Know when to be brave
Sure, the world can be dangerous, and, yes, prudence is a good thing, but sometimes the State Department goes over the top with its travel warnings. Kenya and Nepal are both on the current no-go list, even though plenty of tourists happily visit these places. Of course, terrorism is always a consideration, but if that’s the main criterion for warnings, New York City is as dangerous as New Delhi. We skipped a stop in Yemen as was advised, but ignored the warning about India, where we had a grand time and got great deals because other tourists were staying away.

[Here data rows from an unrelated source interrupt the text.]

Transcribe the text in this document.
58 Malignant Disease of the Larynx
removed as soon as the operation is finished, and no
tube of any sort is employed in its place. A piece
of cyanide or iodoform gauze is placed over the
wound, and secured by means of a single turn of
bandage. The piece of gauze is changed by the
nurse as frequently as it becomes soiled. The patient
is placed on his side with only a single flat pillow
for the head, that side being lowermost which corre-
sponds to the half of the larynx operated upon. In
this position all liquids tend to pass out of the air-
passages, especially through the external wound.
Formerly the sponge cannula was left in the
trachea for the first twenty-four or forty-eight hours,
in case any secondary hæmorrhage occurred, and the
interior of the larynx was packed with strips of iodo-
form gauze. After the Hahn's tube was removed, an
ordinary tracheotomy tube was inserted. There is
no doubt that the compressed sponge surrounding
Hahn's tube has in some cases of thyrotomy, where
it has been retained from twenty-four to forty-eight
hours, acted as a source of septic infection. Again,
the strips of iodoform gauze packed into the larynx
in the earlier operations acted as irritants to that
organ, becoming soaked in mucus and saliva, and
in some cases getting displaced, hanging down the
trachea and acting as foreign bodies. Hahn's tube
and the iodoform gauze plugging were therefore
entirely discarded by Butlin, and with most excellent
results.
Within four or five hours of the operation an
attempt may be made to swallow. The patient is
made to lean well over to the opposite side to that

Embrace local beauty rituals
Here’s my big admission. I’m a fake redhead. I wanted to stay red on the road, but accidents happened, like in India when a hotel beauty salon left me with dark-brown hair that looked hideous. (And I didn’t want to strip out the color and totally wreck my weary locks.) Eventually I flagged down an old pilgrim woman who had the perfect shade; she told me to use henna with coffee grounds. Not only did I manage to restore my hair to its rightful red, but I learned a great tidbit about local life. Of course, this strategy has risks: An elderly barber in Saigon gave Nick the classic GI buzz.

Try being nice to touts
“Psst, you wanna buy a rug? You need a good hotel? You want a tour?” In the developing world, touts are omnipresent and pesky. But bear in mind that they’re poor, and, relatively speaking, you’re rich, so of course they want to take advantage of your presence. Refusing is fine (and necessary, unless you’re looking to purchase 200 carpets), but remember your humanity. I had a rough time with the onslaught of neediness in Cambodia: dozens of people begging, offering me rides or shoeshines or newspapers or tours. Ignoring them made me feel terrible, and they still hounded me. Once I started talking to them, I felt less harassed and often met the human behind the sales pitch.